"Where in Little Havana?"
"I do not know. He moves around." This was the truth, and it seemed to work.
The tall Anglo noticed the clock on the wall and casually said, "It's about bedtime, isn't it?"
"Que?"
And so swift was the night that overcame his senses that Dr. Osvaldo Revuelta did not notice he had lost conciousness, until he opened his eyes many hours later to find himself drooling into the fine rug that had once graced his Havana office.
Upon regaining his senses, he called the contact number of Leopoldo Zorilla. The phone rang and rang and rang, and a feeling of dread came over him.
There was another number he had been given. He had not been told to whom this number belonged. Only that it should be resorted to in only the direst circumstances.
He dialed and waited ....
Chapter 7
Remo Williams used a pay phone to contact Harold W. Smith.
"Smitty? Remo. We got something."
"What is it?"
"His name is Leopoldo Zorilla. Name ring a Cuban bell?"
"Vaguely," said Smith, and the hollow clicking of fingers on a keyboard came through the phone wire.
"Yes, Remo. Leopoldo Zorilla is a Cuban defector, according to Immigration and Naturalization Service computer records. He was picked up in a raft floating in the Windward Passage."
"Where is he now?"
"Unclear. He was briefly detained by INS and then released."
"If he was that big, why wasn't he debriefed?"
"I do not know. I imagine because there has been such a flood of defectors that Washington saw no intelligence value in interrogating him."
"Well, according to Revuelta, he loaned some of his Ultima soldiers to Zorilla."
"For what purpose?" Smith asked.
"Claims he doesn't know. But he was told to stand by to go back to Havana in style."
"Interesting. You have your lead. Pursue it. Find Zorilla and learn all you can."
"What's the latest?"
"Castro is still speaking."
"This could go on for days," Remo remarked.
"Let us hope not."
"You and me both. If Chiun doesn't get his daily Cheeta fix, I wouldn't give odds on Castro's survivability"
Remo hung up and turned to the Master of Sinanju, who was patiently waiting some distance away, saying, "Smith says to chase down Zorilla."
"Then let us begin."
They returned to their rented car and drove off.

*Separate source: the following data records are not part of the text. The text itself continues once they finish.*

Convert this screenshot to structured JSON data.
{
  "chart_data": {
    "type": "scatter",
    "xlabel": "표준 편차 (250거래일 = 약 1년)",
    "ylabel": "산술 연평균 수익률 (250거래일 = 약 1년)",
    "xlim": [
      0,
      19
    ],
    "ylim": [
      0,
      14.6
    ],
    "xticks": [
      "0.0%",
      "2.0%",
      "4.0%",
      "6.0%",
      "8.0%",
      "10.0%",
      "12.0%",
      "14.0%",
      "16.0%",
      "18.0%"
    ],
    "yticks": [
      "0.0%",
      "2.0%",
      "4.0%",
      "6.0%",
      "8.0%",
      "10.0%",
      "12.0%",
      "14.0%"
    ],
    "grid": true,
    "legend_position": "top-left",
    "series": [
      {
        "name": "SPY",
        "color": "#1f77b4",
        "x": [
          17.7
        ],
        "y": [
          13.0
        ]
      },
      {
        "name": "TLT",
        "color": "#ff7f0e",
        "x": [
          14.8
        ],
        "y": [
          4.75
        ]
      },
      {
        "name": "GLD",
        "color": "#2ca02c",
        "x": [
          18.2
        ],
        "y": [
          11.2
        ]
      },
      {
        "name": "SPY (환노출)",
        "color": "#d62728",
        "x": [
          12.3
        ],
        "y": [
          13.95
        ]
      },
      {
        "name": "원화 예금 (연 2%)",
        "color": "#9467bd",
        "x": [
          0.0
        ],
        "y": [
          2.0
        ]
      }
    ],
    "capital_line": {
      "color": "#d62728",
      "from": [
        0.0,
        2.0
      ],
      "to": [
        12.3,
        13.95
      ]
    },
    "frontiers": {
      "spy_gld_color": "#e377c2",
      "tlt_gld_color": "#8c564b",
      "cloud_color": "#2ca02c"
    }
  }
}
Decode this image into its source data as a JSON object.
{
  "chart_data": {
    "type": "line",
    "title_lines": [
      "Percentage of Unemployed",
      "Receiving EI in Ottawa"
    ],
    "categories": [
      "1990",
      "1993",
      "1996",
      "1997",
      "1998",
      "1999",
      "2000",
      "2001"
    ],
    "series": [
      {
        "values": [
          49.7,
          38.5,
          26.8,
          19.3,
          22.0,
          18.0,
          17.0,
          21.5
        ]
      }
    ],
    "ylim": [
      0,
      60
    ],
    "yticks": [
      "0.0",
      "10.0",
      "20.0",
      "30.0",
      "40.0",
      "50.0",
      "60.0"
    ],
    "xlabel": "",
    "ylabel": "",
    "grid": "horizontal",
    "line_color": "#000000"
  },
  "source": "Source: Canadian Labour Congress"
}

Remo hadn't been to Miami in a number of years. It had changed. The palmettos still shook in the offshore breezes, the heat still soaked cloth to the skin, but the people were different. There were more Latin faces than Remo remembered.
Off in the night, he heard a sporadic pop-pop-pop-pop of a sound. Machine pistols. His mouth went grim.
Remo had been raised in a time when street gangs were considered unsalvageable if they carried zip guns. Now it seemed that the cheapest hood was better armed than the average Korean War-era soldier.
"This town looks and sounds like it washed ashore from the Third World," he said bitterly.
"I do not remember it this way," Chiun remarked, his narrow eyes reading the faces in the night.
"Another present from Fidel. About ten years ago, he launched a little thing called the Mariel boat-lift. Dumped the contents of his prisons and mental institutions on Miami. As well as honest refugees. I guess both flavors stuck around. I hardly see any white faces."
"This is acceptable," sniffed Chiun, arranging his kimono skirts absently.
"Listen to you, Mr. Multicultural."
"Pah! Do not speak that word."
Remo smiled. He had scored a direct hit. A few months ago, the Master of Sinanju had joined the campaign of a darkhorse candidate for governor of California. The man-an Hispanic-had offered Chiun the post of treasurer. Chiun had tentatively accepted. Only after Chiun had nearly burned his bridges with Harold Smith did he learn that the candidate was actually a fugitive banana-republic dictator, with a face made media-friendly by plastic surgery.
They had been forced to terminate the guy, and Chiun found himself in a ditch with Harold Smith. He was still digging out.
The bewildering maze of Miami byways took Remo to what was supposed to be Little Havana. He slowed down and unrolled his window.
"Hey, pal. This Little Havana?"
The man turned, shrugged, and continued walking.
"I just need a yes or no. Is it?"
The man kept walking.
"People are real friendly down here," he grumbled, driving on.
Remo took the next right and cruised by a row of bars whose neon names were flowery and Spanish.